A monitoring study that examined a type of hydrocarbon known as Volatile Organic Compounds (VOCs) in the Bruderheim area shows that levels measured during the study did not exceed established provincial objectives.
The project was conducted in two separate phases (Phase 1 ran from October 2014 to March 2015 and Phase 2 ran from July 2017 to July 2018). Subsequent measurements of the VOCs studied during the research project shows no discernable trend changes, either up or down, for the past five years. The research study was conducted in response to recommendations from a network assessment conducted on the FAP network in 2012, as well as to address questions raised by residents in and around Bruderheim regarding the impact on air quality of emissions from oil and gas installations in the area.

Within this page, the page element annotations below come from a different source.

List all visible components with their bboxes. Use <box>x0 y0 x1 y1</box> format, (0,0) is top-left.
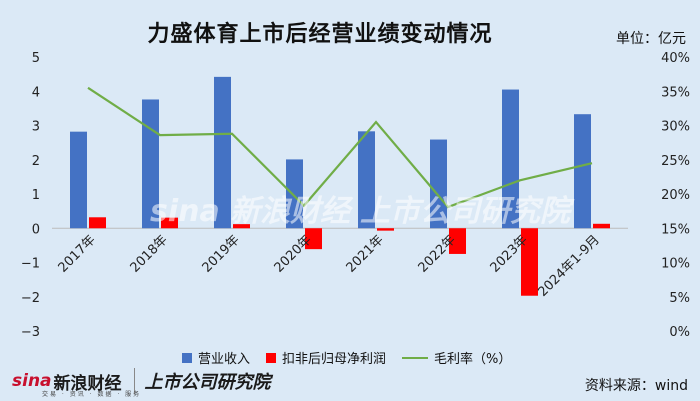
gross-margin-line <box>87 86 593 209</box>
profit-bar <box>89 217 106 229</box>
revenue-bar <box>70 131 87 229</box>
y-left-tick-label: 0 <box>32 222 40 237</box>
y-right-tick-label: 5% <box>669 291 690 306</box>
profit-bar <box>161 217 178 229</box>
x-tick-label: 2021年 <box>344 232 387 275</box>
profit-bar <box>233 224 250 229</box>
y-right-tick-label: 30% <box>661 120 690 135</box>
sina-finance-logo: 新浪财经 <box>53 373 122 394</box>
y-left-tick-label: 2 <box>32 154 40 169</box>
legend-item-revenue: 营业收入 <box>182 348 250 367</box>
source-note: 资料来源：wind <box>584 378 688 394</box>
y-left-tick-label: 5 <box>32 51 40 66</box>
revenue-bar <box>214 76 231 229</box>
revenue-bar <box>358 131 375 229</box>
legend-label-profit: 扣非后归母净利润 <box>282 352 387 367</box>
x-tick-label: 2022年 <box>416 232 459 275</box>
profit-bar <box>593 223 610 229</box>
legend-label-revenue: 营业收入 <box>198 352 251 367</box>
legend-swatch-margin <box>402 356 429 359</box>
y-right-tick-label: 15% <box>661 222 690 237</box>
legend-label-margin: 毛利率（%） <box>434 352 512 367</box>
revenue-bar <box>502 89 519 229</box>
profit-bar <box>305 228 322 250</box>
x-tick-label: 2019年 <box>200 232 243 275</box>
profit-bar <box>521 228 538 296</box>
y-left-tick-label: −3 <box>21 325 40 340</box>
x-tick-label: 2020年 <box>272 232 315 275</box>
revenue-bar <box>574 114 591 229</box>
y-left-tick-label: 3 <box>32 120 40 135</box>
legend-item-margin: 毛利率（%） <box>402 348 511 367</box>
y-left-tick-label: −1 <box>21 257 40 272</box>
x-tick-label: 2018年 <box>128 232 171 275</box>
profit-bar <box>377 228 394 231</box>
y-right-tick-label: 40% <box>661 51 690 66</box>
unit-label: 单位：亿元 <box>616 31 686 47</box>
y-left-tick-label: −2 <box>21 291 40 306</box>
revenue-bar <box>142 99 159 229</box>
legend-item-profit: 扣非后归母净利润 <box>266 348 386 367</box>
legend: 营业收入 扣非后归母净利润 毛利率（%） <box>182 348 527 367</box>
y-right-tick-label: 10% <box>661 257 690 272</box>
logos: sina 新浪财经 交易 · 资讯 · 数据 · 服务 上市公司研究院 <box>12 368 271 398</box>
x-tick-label: 2024年1-9月 <box>535 232 602 299</box>
revenue-bar <box>430 139 447 229</box>
profit-bar <box>449 228 466 254</box>
y-left-tick-label: 1 <box>32 188 40 203</box>
revenue-bar <box>286 159 303 229</box>
chart-title: 力盛体育上市后经营业绩变动情况 <box>147 22 493 47</box>
sina-tags: 交易 · 资讯 · 数据 · 服务 <box>42 391 142 398</box>
x-tick-label: 2017年 <box>56 232 99 275</box>
y-left-tick-label: 4 <box>32 85 40 100</box>
legend-swatch-profit <box>266 352 277 363</box>
y-right-tick-label: 0% <box>669 325 690 340</box>
institute-logo: 上市公司研究院 <box>133 368 271 394</box>
legend-swatch-revenue <box>182 352 192 363</box>
y-right-tick-label: 25% <box>661 154 690 169</box>
y-right-tick-label: 20% <box>661 188 690 203</box>
y-right-tick-label: 35% <box>661 85 690 100</box>
sina-logo: sina <box>12 371 52 391</box>
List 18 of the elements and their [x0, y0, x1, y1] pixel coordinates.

During the research project term, almost all 24-hour samples contained pentane, butane, propylene, n-hexane and methylcyclohexane. These VOCs have in previous North American studies been associated with gas or vapor emissions from pressurized equipment due to leaks and other unintended or irregular releases from the production and storage of petroleum-based products.

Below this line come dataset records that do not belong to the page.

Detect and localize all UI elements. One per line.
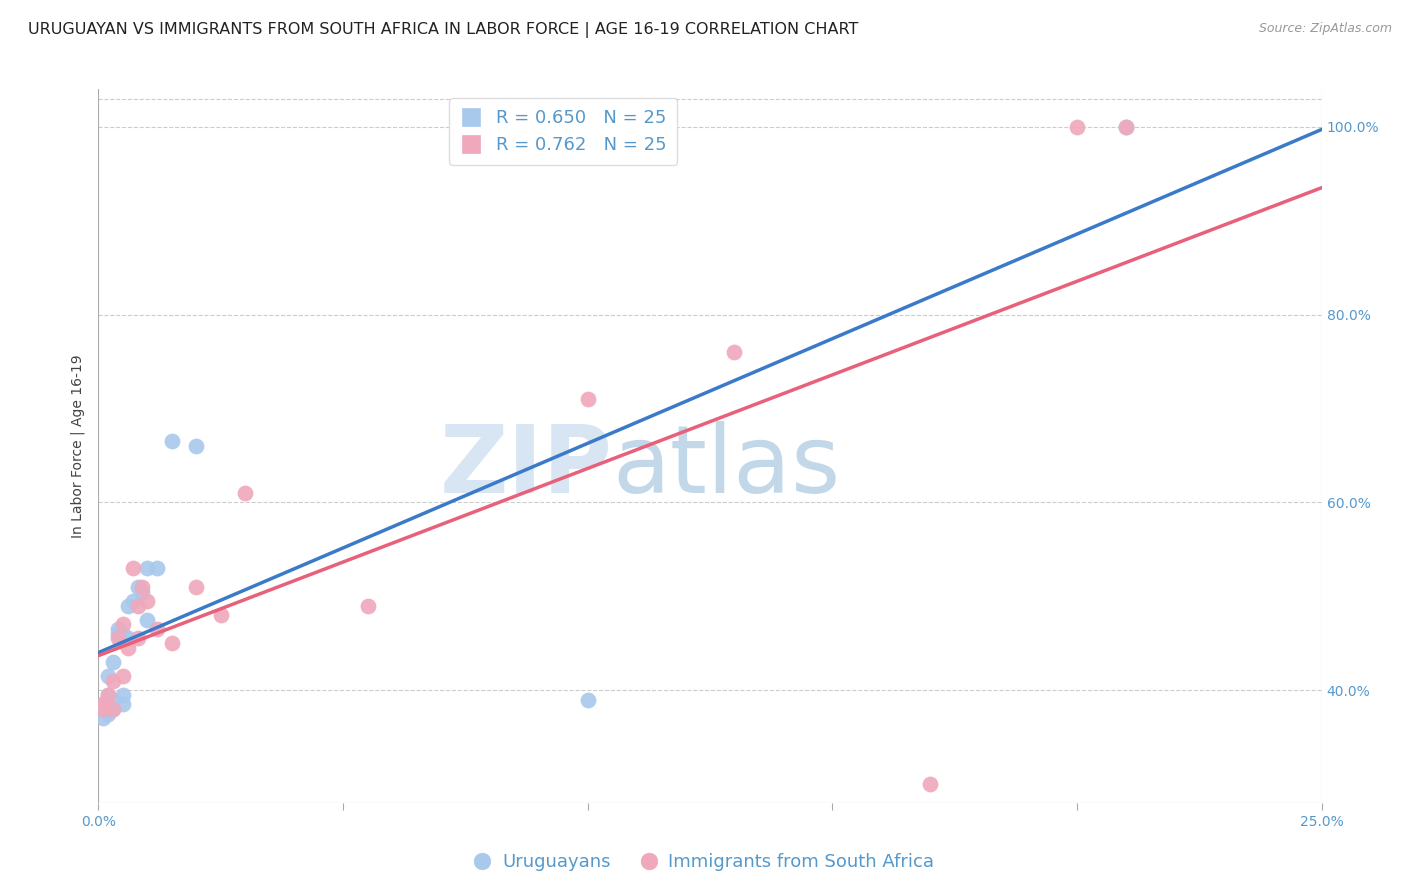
Point	[723, 345, 745, 359]
Point	[127, 632, 149, 646]
Point	[121, 594, 143, 608]
Point	[233, 486, 256, 500]
Point	[127, 599, 149, 613]
Point	[101, 655, 124, 669]
Point	[576, 392, 599, 406]
Point	[576, 692, 599, 706]
Point	[117, 632, 139, 646]
Point	[111, 627, 134, 641]
Point	[97, 706, 120, 721]
Point	[91, 697, 114, 711]
Point	[107, 632, 129, 646]
Legend: Uruguayans, Immigrants from South Africa: Uruguayans, Immigrants from South Africa	[464, 847, 942, 879]
Point	[146, 561, 169, 575]
Point	[97, 688, 120, 702]
Point	[111, 617, 134, 632]
Point	[136, 594, 159, 608]
Text: URUGUAYAN VS IMMIGRANTS FROM SOUTH AFRICA IN LABOR FORCE | AGE 16-19 CORRELATION: URUGUAYAN VS IMMIGRANTS FROM SOUTH AFRIC…	[28, 22, 859, 38]
Point	[101, 702, 124, 716]
Point	[117, 640, 139, 655]
Text: ZIP: ZIP	[439, 421, 612, 514]
Point	[1115, 120, 1137, 134]
Point	[107, 627, 129, 641]
Point	[97, 669, 120, 683]
Point	[101, 673, 124, 688]
Point	[146, 622, 169, 636]
Point	[111, 669, 134, 683]
Text: Source: ZipAtlas.com: Source: ZipAtlas.com	[1258, 22, 1392, 36]
Point	[209, 607, 232, 622]
Point	[131, 580, 153, 594]
Point	[136, 561, 159, 575]
Point	[121, 561, 143, 575]
Point	[101, 692, 124, 706]
Point	[1066, 120, 1088, 134]
Point	[160, 636, 183, 650]
Point	[920, 777, 942, 791]
Point	[101, 702, 124, 716]
Point	[356, 599, 378, 613]
Point	[91, 702, 114, 716]
Point	[111, 697, 134, 711]
Point	[1115, 120, 1137, 134]
Y-axis label: In Labor Force | Age 16-19: In Labor Force | Age 16-19	[70, 354, 84, 538]
Point	[127, 580, 149, 594]
Point	[91, 711, 114, 725]
Point	[186, 439, 208, 453]
Point	[91, 697, 114, 711]
Point	[186, 580, 208, 594]
Point	[136, 613, 159, 627]
Legend: R = 0.650   N = 25, R = 0.762   N = 25: R = 0.650 N = 25, R = 0.762 N = 25	[449, 98, 678, 165]
Point	[160, 434, 183, 449]
Point	[131, 584, 153, 599]
Point	[111, 688, 134, 702]
Point	[117, 599, 139, 613]
Point	[107, 622, 129, 636]
Text: atlas: atlas	[612, 421, 841, 514]
Point	[97, 688, 120, 702]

In addition to this general observation, a few samples contained complex mixtures of VOCs or at times very few VOCs. While the study results indicate multiple possible source types, and the Bruderheim station (located in town) is in an area with various sources that are known to emit hydrocarbons into the atmosphere, VOCs measured during the study did not exceed established Alberta Ambient Air Quality Objectives (AAAQOs), nor Texas Air Monitoring Comparison Values (AMCVs).